Harry non parlò per qualche istante, prese solamente un respiro profondo, come per darsi forza, forza di cui in quel momento necessitava davvero. "Temo solo di mettere nei guai te, Ron e Luna" disse tutto ad un tratto; quelle parole mi colsero alla sprovvista e le sentii riecheggiare nelle mie orecchie per altri secondi anche dopo che Harry le avesse pronunciate, facendomi capire il motivo della sua sofferenza. "Ne abbiamo già parlato, sai che non è così! Se ti vedessimo come un peso, come qualcosa da cui tenersi alla larga, fidati che avremmo preso le distanze già da un po', ma non è così" sussurrai cercando inutilmente di confortarlo. Si mise le mani dietro la testa, prendendo a camminare avanti e indietro "lo vedi, Hermione? E' questo che non capisci, è questo che non capite! Non riuscite a capire quanto io mi senta in colpa per voi, perchè so bene che potrei mettervi in pericolo ogni giorno che passate con me, ogni cavolo di giorno!" urlò esasperato, sbattendo un pugno contro il muro. Vedere Harry così arrabbiato mi fece davvero venire i brividi, una piccola goccia di paura oltrepassò il mio corpo: non lo avevo mai visto così, non si era mai sfogato così con me, prima d'ora e ciò mi fece intuire che ne aveva un gran bisogno. 

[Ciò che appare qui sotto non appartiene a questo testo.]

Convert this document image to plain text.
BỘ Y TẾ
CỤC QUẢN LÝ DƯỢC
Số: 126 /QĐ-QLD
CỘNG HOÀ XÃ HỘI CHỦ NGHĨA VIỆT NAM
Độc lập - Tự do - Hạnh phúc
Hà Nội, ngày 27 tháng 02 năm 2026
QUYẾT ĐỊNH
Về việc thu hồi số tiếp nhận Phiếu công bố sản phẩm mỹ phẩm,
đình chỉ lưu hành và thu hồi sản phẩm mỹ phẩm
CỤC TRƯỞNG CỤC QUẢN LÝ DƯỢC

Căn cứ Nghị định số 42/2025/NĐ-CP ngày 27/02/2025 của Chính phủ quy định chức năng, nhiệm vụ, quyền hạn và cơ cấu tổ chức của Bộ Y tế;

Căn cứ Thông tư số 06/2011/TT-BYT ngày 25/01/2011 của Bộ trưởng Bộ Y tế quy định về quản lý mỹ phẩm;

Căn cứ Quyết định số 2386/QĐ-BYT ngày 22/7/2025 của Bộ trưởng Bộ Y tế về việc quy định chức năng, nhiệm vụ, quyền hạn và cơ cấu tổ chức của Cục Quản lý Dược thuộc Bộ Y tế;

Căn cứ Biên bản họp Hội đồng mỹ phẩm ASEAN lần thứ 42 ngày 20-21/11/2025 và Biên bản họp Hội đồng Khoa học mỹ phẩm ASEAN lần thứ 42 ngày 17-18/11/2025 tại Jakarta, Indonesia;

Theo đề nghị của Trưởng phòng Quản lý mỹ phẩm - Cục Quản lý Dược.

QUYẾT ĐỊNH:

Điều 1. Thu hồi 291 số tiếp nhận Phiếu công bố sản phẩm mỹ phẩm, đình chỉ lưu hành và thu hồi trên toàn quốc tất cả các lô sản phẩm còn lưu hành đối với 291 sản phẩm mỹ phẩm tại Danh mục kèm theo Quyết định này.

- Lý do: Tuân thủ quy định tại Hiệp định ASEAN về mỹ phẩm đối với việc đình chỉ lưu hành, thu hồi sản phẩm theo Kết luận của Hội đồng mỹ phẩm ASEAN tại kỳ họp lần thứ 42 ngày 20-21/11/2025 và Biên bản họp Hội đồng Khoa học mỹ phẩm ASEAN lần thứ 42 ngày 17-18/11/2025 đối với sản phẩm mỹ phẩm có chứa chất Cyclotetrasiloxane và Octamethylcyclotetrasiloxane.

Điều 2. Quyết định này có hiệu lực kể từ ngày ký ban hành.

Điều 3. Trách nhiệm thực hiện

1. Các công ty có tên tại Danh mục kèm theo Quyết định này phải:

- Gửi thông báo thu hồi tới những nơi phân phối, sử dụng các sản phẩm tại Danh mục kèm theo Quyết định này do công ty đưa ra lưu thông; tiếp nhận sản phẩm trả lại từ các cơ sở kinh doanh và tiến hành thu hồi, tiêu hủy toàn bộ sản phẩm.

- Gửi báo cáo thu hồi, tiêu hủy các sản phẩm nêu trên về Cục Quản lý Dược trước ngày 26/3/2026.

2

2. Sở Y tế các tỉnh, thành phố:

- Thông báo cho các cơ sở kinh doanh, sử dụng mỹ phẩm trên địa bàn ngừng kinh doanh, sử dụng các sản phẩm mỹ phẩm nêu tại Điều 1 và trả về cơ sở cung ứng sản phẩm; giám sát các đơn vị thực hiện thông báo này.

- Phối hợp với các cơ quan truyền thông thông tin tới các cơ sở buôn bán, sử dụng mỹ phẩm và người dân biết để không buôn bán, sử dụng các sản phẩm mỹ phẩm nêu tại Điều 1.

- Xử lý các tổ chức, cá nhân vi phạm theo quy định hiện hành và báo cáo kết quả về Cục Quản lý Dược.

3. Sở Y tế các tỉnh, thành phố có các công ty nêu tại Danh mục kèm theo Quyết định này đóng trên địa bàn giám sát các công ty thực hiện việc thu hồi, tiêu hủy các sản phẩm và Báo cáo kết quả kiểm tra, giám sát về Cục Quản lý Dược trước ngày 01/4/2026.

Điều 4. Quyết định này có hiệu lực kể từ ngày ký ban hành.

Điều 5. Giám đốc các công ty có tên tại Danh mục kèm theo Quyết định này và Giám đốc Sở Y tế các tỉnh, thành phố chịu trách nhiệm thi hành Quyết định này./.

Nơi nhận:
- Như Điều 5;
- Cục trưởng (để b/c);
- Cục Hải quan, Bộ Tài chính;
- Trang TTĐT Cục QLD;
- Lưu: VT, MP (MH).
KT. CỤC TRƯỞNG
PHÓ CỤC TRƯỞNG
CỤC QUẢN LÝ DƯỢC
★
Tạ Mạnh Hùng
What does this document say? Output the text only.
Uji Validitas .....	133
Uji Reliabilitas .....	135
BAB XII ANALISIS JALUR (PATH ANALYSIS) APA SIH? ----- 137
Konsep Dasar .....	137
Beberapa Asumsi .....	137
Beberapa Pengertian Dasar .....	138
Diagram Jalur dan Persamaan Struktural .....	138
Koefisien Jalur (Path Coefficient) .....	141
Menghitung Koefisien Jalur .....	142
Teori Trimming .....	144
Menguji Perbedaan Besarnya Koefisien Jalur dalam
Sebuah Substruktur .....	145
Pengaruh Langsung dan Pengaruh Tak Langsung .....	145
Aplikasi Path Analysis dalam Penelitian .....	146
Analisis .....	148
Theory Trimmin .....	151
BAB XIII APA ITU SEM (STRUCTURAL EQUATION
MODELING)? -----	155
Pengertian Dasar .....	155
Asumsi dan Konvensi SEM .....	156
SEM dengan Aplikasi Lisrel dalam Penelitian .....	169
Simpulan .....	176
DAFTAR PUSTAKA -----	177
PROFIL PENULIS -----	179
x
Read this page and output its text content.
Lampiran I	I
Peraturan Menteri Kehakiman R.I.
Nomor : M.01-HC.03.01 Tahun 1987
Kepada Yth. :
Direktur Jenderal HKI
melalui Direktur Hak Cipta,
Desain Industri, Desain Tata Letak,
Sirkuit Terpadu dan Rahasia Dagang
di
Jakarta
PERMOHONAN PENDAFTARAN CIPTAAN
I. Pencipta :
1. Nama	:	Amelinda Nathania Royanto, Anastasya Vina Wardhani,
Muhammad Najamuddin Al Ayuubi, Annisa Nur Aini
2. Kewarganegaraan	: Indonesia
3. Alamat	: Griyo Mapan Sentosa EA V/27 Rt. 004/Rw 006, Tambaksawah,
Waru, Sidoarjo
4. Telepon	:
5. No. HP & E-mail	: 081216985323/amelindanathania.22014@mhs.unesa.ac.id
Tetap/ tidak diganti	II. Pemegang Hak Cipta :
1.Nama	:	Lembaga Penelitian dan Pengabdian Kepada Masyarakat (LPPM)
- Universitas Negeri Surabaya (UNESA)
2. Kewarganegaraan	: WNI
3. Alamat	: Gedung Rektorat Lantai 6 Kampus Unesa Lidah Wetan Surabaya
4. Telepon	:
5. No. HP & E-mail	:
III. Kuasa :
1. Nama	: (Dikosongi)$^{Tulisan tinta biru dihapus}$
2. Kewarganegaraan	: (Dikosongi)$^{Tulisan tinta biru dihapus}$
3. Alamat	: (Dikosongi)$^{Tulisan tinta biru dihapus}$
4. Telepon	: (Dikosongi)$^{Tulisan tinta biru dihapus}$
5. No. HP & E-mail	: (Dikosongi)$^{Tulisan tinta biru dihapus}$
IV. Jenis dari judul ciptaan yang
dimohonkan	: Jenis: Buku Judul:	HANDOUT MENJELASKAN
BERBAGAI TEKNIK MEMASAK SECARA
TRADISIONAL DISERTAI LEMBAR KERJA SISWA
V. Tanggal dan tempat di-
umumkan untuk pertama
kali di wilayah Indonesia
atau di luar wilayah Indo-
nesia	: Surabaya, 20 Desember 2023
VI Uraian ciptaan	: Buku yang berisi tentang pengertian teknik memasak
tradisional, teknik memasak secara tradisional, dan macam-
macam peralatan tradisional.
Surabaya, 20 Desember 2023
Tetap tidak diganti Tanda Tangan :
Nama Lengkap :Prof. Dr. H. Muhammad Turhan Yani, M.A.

"Harry, io.." tentai di balbettare, interrotta subito "No, Harry niente! Non puoi capire quanto io mi senta frustrato in questo momento, avrei voglia di urlare dal nervoso ed è una cosa che non sopporto!" urlò poi, facendomi sussultare. Dopo altre urla di sfogo si appoggiò violentemente alla parete, portendosi le mani tra i capelli e sospirando, chiudendo gli occhi. Mi avvicinai a lui e non sapendo che altro fare lo abbracciai più forte che potei, accarezzandogli dolcemente la schiena; Harry restò con le braccia lungo i fianchi, senza ricambiare la mia stretta "Hermione allontanati, sono arrabbiato, non voglio farti del male dalla rabbia" disse con una strana calma nella voce, come se fosse tornato ad essere quello di qualche minuto prima dello sfogo. Nonostante mi avesse avvisato del 'pericolo' che potevo correre, non mi mossi di un solo millimetro, tenendomi stretta al suo corpo. Dopo,-capendo che non lo avrei mollato- fece un sospiro, avvolgendo le braccia attorno al mio collo, mentre io le tenevo strette attorno al suo busto. Portai una mano sulla sua nuca, tenendola lì ferma per tenerlo ancora più stretto, per fargli vedere che io c'ero, che non lo avrei lasciato solo; poggiai il viso sul suo petto, sussurrandogli che non doveva preoccuparsi, che sarebbe tutto finito, che non erano in pericolo.  "Ma.." obbiettò il ragazzo "shh.." lo zitti stringendolo, non dandogli la possibilità di ribattere.

Quando finalmente riuscii a rassicurarlo mi staccai dal suo corpo, sorridendogli e baciandogli la fronte  "andrà tutto bene, te lo prometto" sussurrai su di essa, rilassandolo. "Lo spero Herm, lo spero.." sussurrò lui in risposta, qualche istante dopo.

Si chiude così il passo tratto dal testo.